I. Convening of the Board Meeting
Kangli Elevator Co., Ltd. (hereinafter referred to as the "Company") issued the notice for the 21st meeting of the 6th Board of Directors via email on March 17, 2026. The meeting was held on the morning of March 25, 2025, in the company's conference room through on-site and video conferencing, lasting half a day. Nine directors were required to attend, and nine directors actually attended. Among them, independent director Mr. Guo Jun attended via video conference. This meeting was an interim board meeting. The convening and voting procedures of this meeting comply with the relevant provisions of the "Company Law" and the "Articles of Association." Senior management personnel of the company attended the meeting. The meeting was presided over by Chairman Mr. Zhu Linhao. After deliberation and voting by all directors, the following proposals were approved:
II. Deliberation of the Board Meeting
- The meeting unanimously approved, with 9 votes in favor, 0 votes against, and 0 abstentions, the "Proposal on the Provision for Asset Impairment and Write-off of Assets for 2025." This proposal will be submitted to the Company's 2025 Annual Shareholders' Meeting for deliberation.
This proposal has been reviewed and approved by the Board of Directors' Audit Committee and submitted to the Board of Directors for deliberation.
The Board of Directors believes that the Company's provision for asset impairment and write-off of assets in 2025 complies with the "Accounting Standards for Business Enterprises" and relevant regulations, which helps to provide investors with more truthful, reliable, and accurate accounting information. This provision for asset impairment and write-off of assets does not involve related parties of the Company, and the deliberation procedures comply with relevant laws, regulations, and the "Articles of Association." Therefore, it is agreed to proceed with this provision for asset impairment and write-off of assets.
The "Announcement on the Provision for Asset Impairment and Write-off of Assets for 2025" can be found in the Securities Daily, Securities Times, Shanghai Securities News, and on the Juchao Information Network (http://www.cninfo.com.cn).
- The meeting unanimously approved, with 9 votes in favor, 0 votes against, and 0 abstentions, the "2025 General Manager's Work Report."
The attending directors listened carefully and deliberated on the "2025 General Manager's Work Report" submitted by General Manager Mr. Zhu Linhao. The Board of Directors believes that the "2025 General Manager's Work Report" truthfully and objectively reflects the Company's overall operating situation in 2025. The Company's management effectively implemented all resolutions of the Board of Directors and Shareholders' Meetings and the Company's various management systems in 2025, diligently carried out all work, and ensured the stable and healthy development of the Company.

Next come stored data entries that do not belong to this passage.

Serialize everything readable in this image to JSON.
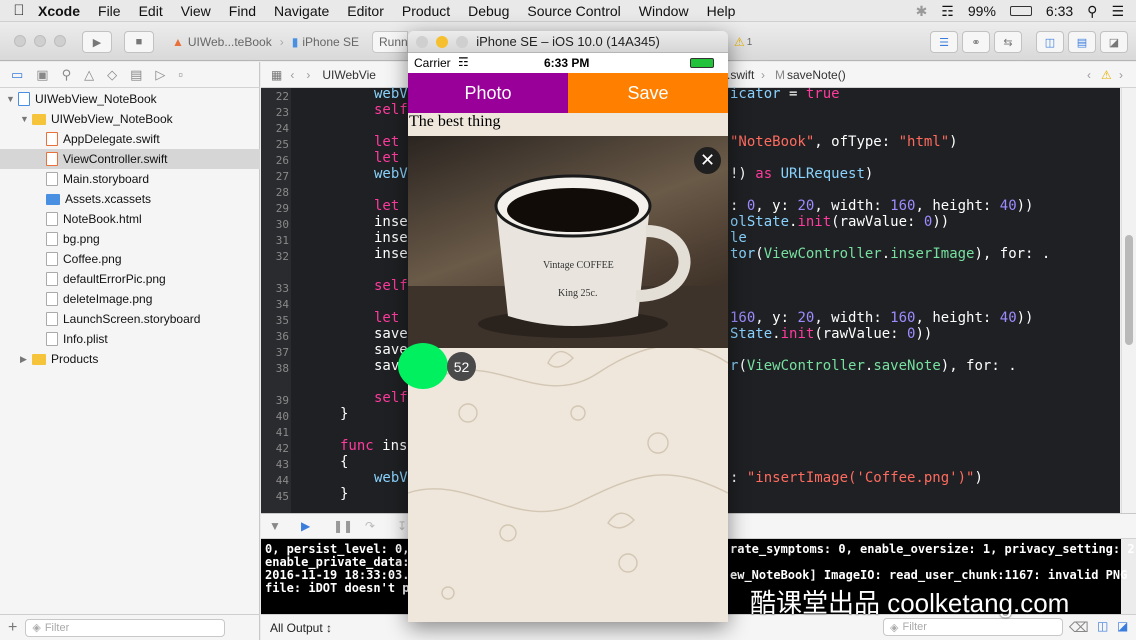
{
  "menubar": {
    "app": "Xcode",
    "items": [
      "File",
      "Edit",
      "View",
      "Find",
      "Navigate",
      "Editor",
      "Product",
      "Debug",
      "Source Control",
      "Window",
      "Help"
    ],
    "battery": "99%",
    "time": "6:33"
  },
  "toolbar": {
    "scheme": "UIWeb...teBook",
    "device": "iPhone SE",
    "status": "Runni",
    "warning_count": "1"
  },
  "navigator": {
    "rows": [
      {
        "label": "UIWebView_NoteBook",
        "kind": "project",
        "indent": 0,
        "open": true
      },
      {
        "label": "UIWebView_NoteBook",
        "kind": "folder",
        "indent": 1,
        "open": true
      },
      {
        "label": "AppDelegate.swift",
        "kind": "swift",
        "indent": 2
      },
      {
        "label": "ViewController.swift",
        "kind": "swift",
        "indent": 2,
        "selected": true
      },
      {
        "label": "Main.storyboard",
        "kind": "file",
        "indent": 2
      },
      {
        "label": "Assets.xcassets",
        "kind": "bluefolder",
        "indent": 2
      },
      {
        "label": "NoteBook.html",
        "kind": "file",
        "indent": 2
      },
      {
        "label": "bg.png",
        "kind": "file",
        "indent": 2
      },
      {
        "label": "Coffee.png",
        "kind": "file",
        "indent": 2
      },
      {
        "label": "defaultErrorPic.png",
        "kind": "file",
        "indent": 2
      },
      {
        "label": "deleteImage.png",
        "kind": "file",
        "indent": 2
      },
      {
        "label": "LaunchScreen.storyboard",
        "kind": "file",
        "indent": 2
      },
      {
        "label": "Info.plist",
        "kind": "file",
        "indent": 2
      },
      {
        "label": "Products",
        "kind": "folder",
        "indent": 1,
        "open": false
      }
    ],
    "filter_placeholder": "Filter"
  },
  "jumpbar": {
    "project": "UIWebVie",
    "file": ".swift",
    "method": "saveNote()"
  },
  "editor": {
    "lines": [
      "22",
      "23",
      "24",
      "25",
      "26",
      "27",
      "28",
      "29",
      "30",
      "31",
      "32",
      "33",
      "34",
      "35",
      "36",
      "37",
      "38",
      "39",
      "40",
      "41",
      "42",
      "43",
      "44",
      "45"
    ]
  },
  "console": {
    "lines": [
      "0, persist_level: 0,",
      "enable_private_data:",
      "2016-11-19 18:33:03.1",
      "file: iDOT doesn't po"
    ],
    "right_lines": [
      "rate_symptoms: 0, enable_oversize: 1, privacy_setting: 2,",
      "ew_NoteBook] ImageIO: read_user_chunk:1167: invalid PNG"
    ],
    "output_label": "All Output ↕",
    "filter_placeholder": "Filter"
  },
  "simulator": {
    "title": "iPhone SE – iOS 10.0 (14A345)",
    "carrier": "Carrier",
    "time": "6:33 PM",
    "photo_label": "Photo",
    "save_label": "Save",
    "text": "The best thing",
    "badge": "52"
  },
  "watermark": "酷课堂出品 coolketang.com",
  "colors": {
    "photo": "#990099",
    "save": "#ff8000",
    "green": "#00f060"
  }
}
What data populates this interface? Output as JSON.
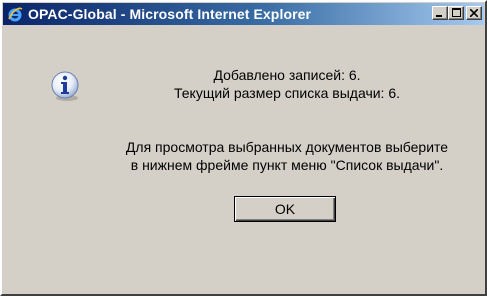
{
  "window": {
    "title": "OPAC-Global - Microsoft Internet Explorer"
  },
  "titlebar_buttons": {
    "minimize_icon": "minimize-icon",
    "maximize_icon": "maximize-icon",
    "close_icon": "close-icon"
  },
  "dialog": {
    "icon": "info-icon",
    "line1": "Добавлено записей: 6.",
    "line2": "Текущий размер списка выдачи: 6.",
    "line3": "Для просмотра выбранных документов выберите",
    "line4": "в нижнем фрейме пункт меню \"Список выдачи\".",
    "ok_label": "OK"
  },
  "colors": {
    "titlebar_start": "#0a246a",
    "titlebar_end": "#a6caf0",
    "face": "#d4d0c8"
  }
}
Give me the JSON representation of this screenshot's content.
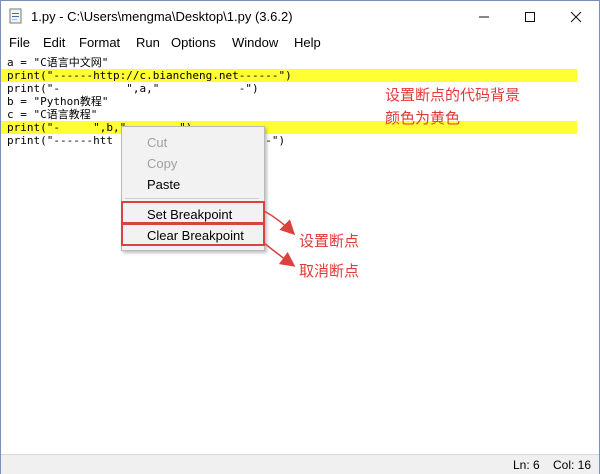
{
  "window": {
    "title": "1.py - C:\\Users\\mengma\\Desktop\\1.py (3.6.2)"
  },
  "menubar": {
    "items": [
      "File",
      "Edit",
      "Format",
      "Run",
      "Options",
      "Window",
      "Help"
    ]
  },
  "editor": {
    "lines": [
      {
        "text": "a = \"C语言中文网\"",
        "highlight": false
      },
      {
        "text": "print(\"------http://c.biancheng.net------\")",
        "highlight": true
      },
      {
        "text": "print(\"-          \",a,\"            -\")",
        "highlight": false
      },
      {
        "text": "b = \"Python教程\"",
        "highlight": false
      },
      {
        "text": "c = \"C语言教程\"",
        "highlight": false
      },
      {
        "text": "print(\"-     \",b,\"        \")",
        "highlight": true
      },
      {
        "text": "print(\"------htt                  ------\")",
        "highlight": false
      }
    ]
  },
  "annotations": {
    "bg_note_line1": "设置断点的代码背景",
    "bg_note_line2": "颜色为黄色",
    "set_note": "设置断点",
    "clear_note": "取消断点"
  },
  "context_menu": {
    "cut": "Cut",
    "copy": "Copy",
    "paste": "Paste",
    "set_breakpoint": "Set Breakpoint",
    "clear_breakpoint": "Clear Breakpoint"
  },
  "statusbar": {
    "line": "Ln: 6",
    "col": "Col: 16"
  },
  "colors": {
    "breakpoint_bg": "#ffff33",
    "annotation": "#e03a3a",
    "keyword": "#900090",
    "string": "#00a000"
  }
}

- The meeting unanimously approved, with 9 votes in favor, 0 votes against, and 0 abstentions, the "2025 Board of Directors Work Report." This proposal will be submitted to the Company's 2025 Annual Shareholders' Meeting for deliberation.
The "2025 Board of Directors Work Report" can be found on the Juchao Information Network (http://www.cninfo.com.cn).
Independent Directors Mr. Han Jian, Mr. Guo Jun, and Mr. Liu Xiangning submitted their "2025 Independent Directors' Performance Reports" to the Board of Directors, and they will present their reports at the Company's 2025 Annual Shareholders' Meeting. The "2025 Independent Directors' Performance Reports" can be found on the Juchao Information Network (http://www.cninfo.com.cn).
The Company's Board of Directors, based on the "Self-Assessment Report on the Independence of Independent Directors" issued by the independent directors, evaluated the independence of the Company's current independent directors and issued the "Special Opinion of the Board of Directors on the Independence of Independent Directors."